Elle pourrait s'adresser à pratiquement n'importe qui d'autre, aussi bien à Walter Payton qu'en dehors, à commencer par Holden. Caesar est sincèrement content qu'elle aille mieux, et parler de l'Incident ne le dérange effectivement pas vraiment ; néanmoins, ils n'ont jamais été amis auparavant, alors évoquer des choses aussi personnelles avec elle lui fait un drôle d'effet. En y réfléchissant bien, indépendamment du sujet, c'est sans doute même tout simplement la plus longue conversation qu'ils ont eue depuis qu'ils se sont rencontrés, au début du lycée, il y a presque quatre ans maintenant, ce qui rend finalement la situation doublement étrange.
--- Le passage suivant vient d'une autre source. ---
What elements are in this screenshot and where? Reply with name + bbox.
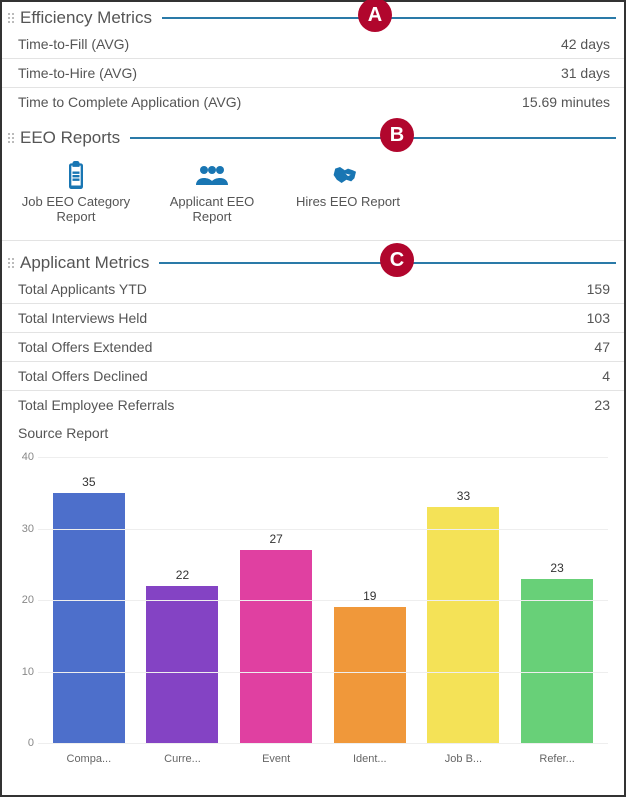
badge-c: C bbox=[380, 243, 414, 277]
people-icon bbox=[194, 160, 230, 190]
metric-label: Time to Complete Application (AVG) bbox=[18, 94, 241, 110]
metric-row: Time to Complete Application (AVG) 15.69… bbox=[2, 88, 624, 116]
chart-bar-label: Event bbox=[262, 753, 290, 765]
badge-b: B bbox=[380, 118, 414, 152]
chart-bar-rect bbox=[334, 607, 406, 743]
handshake-icon bbox=[330, 160, 366, 190]
drag-handle-icon[interactable] bbox=[8, 258, 14, 268]
chart-bar: 22 Curre... bbox=[141, 568, 223, 743]
metric-label: Total Applicants YTD bbox=[18, 281, 147, 297]
chart-bar-label: Refer... bbox=[539, 753, 574, 765]
chart-bar-rect bbox=[146, 586, 218, 743]
chart-ytick: 40 bbox=[12, 451, 34, 463]
applicant-title: Applicant Metrics bbox=[20, 253, 149, 273]
chart-bar-value: 33 bbox=[457, 489, 470, 503]
source-report-chart: 35 Compa... 22 Curre... 27 Event 19 Iden… bbox=[2, 447, 624, 777]
chart-bar-rect bbox=[521, 579, 593, 743]
chart-bar-label: Compa... bbox=[67, 753, 112, 765]
metric-row: Total Interviews Held 103 bbox=[2, 304, 624, 333]
chart-bar-rect bbox=[53, 493, 125, 743]
metric-label: Total Interviews Held bbox=[18, 310, 147, 326]
metric-label: Time-to-Fill (AVG) bbox=[18, 36, 129, 52]
chart-bar-value: 19 bbox=[363, 589, 376, 603]
chart-bar: 27 Event bbox=[235, 532, 317, 743]
source-report-label: Source Report bbox=[18, 425, 108, 441]
metric-value: 159 bbox=[587, 281, 610, 297]
chart-ytick: 10 bbox=[12, 666, 34, 678]
badge-a: A bbox=[358, 0, 392, 32]
chart-ytick: 0 bbox=[12, 737, 34, 749]
metric-row: Total Offers Declined 4 bbox=[2, 362, 624, 391]
report-label: Job EEO Category Report bbox=[16, 194, 136, 224]
chart-bar-value: 35 bbox=[82, 475, 95, 489]
efficiency-title: Efficiency Metrics bbox=[20, 8, 152, 28]
report-item[interactable]: Hires EEO Report bbox=[288, 160, 408, 224]
metric-value: 15.69 minutes bbox=[522, 94, 610, 110]
chart-bar-label: Ident... bbox=[353, 753, 387, 765]
header-divider bbox=[130, 137, 616, 139]
metric-value: 42 days bbox=[561, 36, 610, 52]
chart-bar-rect bbox=[240, 550, 312, 743]
clipboard-icon bbox=[58, 160, 94, 190]
metric-row: Total Offers Extended 47 bbox=[2, 333, 624, 362]
metric-value: 103 bbox=[587, 310, 610, 326]
report-label: Hires EEO Report bbox=[296, 194, 400, 209]
chart-ytick: 30 bbox=[12, 523, 34, 535]
chart-bar-label: Curre... bbox=[164, 753, 201, 765]
eeo-title: EEO Reports bbox=[20, 128, 120, 148]
chart-bar-label: Job B... bbox=[445, 753, 482, 765]
chart-bar: 19 Ident... bbox=[329, 589, 411, 743]
report-item[interactable]: Applicant EEO Report bbox=[152, 160, 272, 224]
chart-bar: 33 Job B... bbox=[422, 489, 504, 743]
metric-label: Total Offers Extended bbox=[18, 339, 152, 355]
metric-label: Total Offers Declined bbox=[18, 368, 148, 384]
metric-label: Time-to-Hire (AVG) bbox=[18, 65, 137, 81]
applicant-section-header: Applicant Metrics C bbox=[2, 247, 624, 275]
metric-value: 47 bbox=[594, 339, 610, 355]
chart-bar-rect bbox=[427, 507, 499, 743]
metric-row: Time-to-Fill (AVG) 42 days bbox=[2, 30, 624, 59]
eeo-section-header: EEO Reports B bbox=[2, 122, 624, 150]
chart-bar-value: 22 bbox=[176, 568, 189, 582]
metric-row: Total Employee Referrals 23 bbox=[2, 391, 624, 419]
metric-row: Total Applicants YTD 159 bbox=[2, 275, 624, 304]
report-item[interactable]: Job EEO Category Report bbox=[16, 160, 136, 224]
metric-label: Total Employee Referrals bbox=[18, 397, 174, 413]
report-label: Applicant EEO Report bbox=[152, 194, 272, 224]
metric-value: 23 bbox=[594, 397, 610, 413]
drag-handle-icon[interactable] bbox=[8, 13, 14, 23]
metric-value: 4 bbox=[602, 368, 610, 384]
chart-bar: 35 Compa... bbox=[48, 475, 130, 743]
efficiency-section-header: Efficiency Metrics A bbox=[2, 2, 624, 30]
chart-bar: 23 Refer... bbox=[516, 561, 598, 743]
metric-value: 31 days bbox=[561, 65, 610, 81]
drag-handle-icon[interactable] bbox=[8, 133, 14, 143]
source-report-row: Source Report bbox=[2, 419, 624, 447]
metric-row: Time-to-Hire (AVG) 31 days bbox=[2, 59, 624, 88]
chart-bar-value: 27 bbox=[269, 532, 282, 546]
chart-ytick: 20 bbox=[12, 594, 34, 606]
chart-bar-value: 23 bbox=[550, 561, 563, 575]
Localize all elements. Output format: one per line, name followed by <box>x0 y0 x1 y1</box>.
— Bien sûr ! Margery accepte évidemment sa décision, se rendant compte qu'elle abuse de la gentillesse du grand brun, ce qui était bien la dernière de ses intentions.

— Après toi, il se montre galant, lui cédant le passage d'un geste du bras, soulagé qu'elle n'insiste pas.

— Merci, elle lui dit une dernière fois, avant d'entrer dans la classe.

Il lui emboîte le pas et va comme elle s'asseoir à sa place habituelle dans la pièce, s'efforçant de chasser ce qui vient d'être dit de son esprit. De son côté, elle s'applique à ne plus trop se tourner dans sa direction après ça, de peur d'aggraver le malaise qu'elle a créé bien malgré elle. Ils suivent ainsi tous les deux, à l'instar du reste de leur classe, leur cours de langue germanique avec autant d'attention qu'ils en sont capables.